There’s a tree down the street from our house. It’s branches are splayed left and right, front and back, one after another. It is the perfect climbing tree. And my kids love to climb it.
As a kid I was a bit of a dare devil. If a tree could be climbed, I scaled it to the top. If a bench was before me, I tried to flip off of it. If I could climb to the very tip of a mountain, I did it, then hung over the side for good measure. Remember, I am the same child who thought it would be a good idea to climb onto the roof out of her second story window as a kid simply because I wanted to see what the world would look like from the very tip of our house. And it is but a miracle that I didn’t break my neck trying to get away from the nest of horse flys that I stepped in on my ascent to the top.
I can distinctly remember as a kid, my mom giving me the freedom to explore while watching warily and saying a frillion times, “Kelli. Be careful. Kelli. Slow down. Kelli!” To me, it was hilarious watching her get nervous and scared because “Moooomm, I’m totally cool. I got it.” Then I’d plunge backwards and flip off the top of the football goal at our local high school.
Or hiking with my dad in Colorado the summer before my senior year, when we got to the top of Pike’s Peak, I thought it was so funny to climb down onto a little ledge over an expansive cavern below andhave dad take a picture of me from ground level looking like I was hanging on for dear life. Dad laughed, took the picture, then demanded that I get back up on solid ground before I gave him a heart attack.

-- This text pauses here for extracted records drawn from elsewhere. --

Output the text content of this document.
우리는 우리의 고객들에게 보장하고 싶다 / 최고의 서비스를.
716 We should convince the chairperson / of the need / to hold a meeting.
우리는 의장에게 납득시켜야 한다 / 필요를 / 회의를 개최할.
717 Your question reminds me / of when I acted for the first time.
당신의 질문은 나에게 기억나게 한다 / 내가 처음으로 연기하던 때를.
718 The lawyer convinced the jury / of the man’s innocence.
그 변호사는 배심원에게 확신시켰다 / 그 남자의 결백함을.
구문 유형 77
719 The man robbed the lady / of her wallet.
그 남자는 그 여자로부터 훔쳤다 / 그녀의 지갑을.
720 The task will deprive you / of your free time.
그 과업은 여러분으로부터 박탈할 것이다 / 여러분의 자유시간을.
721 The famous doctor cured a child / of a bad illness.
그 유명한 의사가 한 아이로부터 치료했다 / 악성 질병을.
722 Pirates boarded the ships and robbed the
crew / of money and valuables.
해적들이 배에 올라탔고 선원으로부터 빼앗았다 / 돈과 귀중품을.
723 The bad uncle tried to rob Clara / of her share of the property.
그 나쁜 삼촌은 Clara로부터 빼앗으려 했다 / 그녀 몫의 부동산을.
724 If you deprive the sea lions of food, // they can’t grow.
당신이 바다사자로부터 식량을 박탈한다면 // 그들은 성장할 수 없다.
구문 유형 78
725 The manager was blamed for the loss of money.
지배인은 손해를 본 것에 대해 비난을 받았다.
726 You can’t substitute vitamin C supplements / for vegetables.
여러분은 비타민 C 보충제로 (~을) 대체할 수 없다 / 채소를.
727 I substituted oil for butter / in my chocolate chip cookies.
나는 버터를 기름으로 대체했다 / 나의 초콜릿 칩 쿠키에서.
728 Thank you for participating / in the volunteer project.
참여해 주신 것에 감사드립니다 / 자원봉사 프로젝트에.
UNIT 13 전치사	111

So it shouldn’t be a surprise to me that my kids are a little dare devilish. And I probably deserve the hyperventilation that comes from watching them. As I stood under the tree last night watching Tia slither in and out of the branches, all but swinging from limb to limb by one arm, I got so panicked that I had to turn away. Lee laughed, Sloan and Tia cackled and I told them to hurry up and finish and get back on solid ground before I had a heart attack. In my minds eye, all I could see was one of them plumetting to the ground and my heart raced.
It’s the same feeling I get when we go to a local park that has a significant hiking trail. At one point, there is a rock that juts out over a large ravine and the kids love to go sit out on the rock and look out over the sky. I don’t blame them – it’s exhilerating. But I can’t watch. Lee has to go with them and I have to walk away so I can’t see them teetering 100 feet off the ground. Of course it’s not like they’re anywhere near the edge of the rock and they have to sit or stand very still, but I always envision them tripping and plunging and sweet mercy, I’m gonna be ill…
Mom, dad, I’m sorry for the grey hairs on your head that were caused by my insanity. If it’s any consolation, I’m pretty sure I’ll be grey early. Go ahead, I give you full permission to throw your head back and break forth with an almighty laugh of satisfaction….
Okay, that’s good. You can stop laughing now.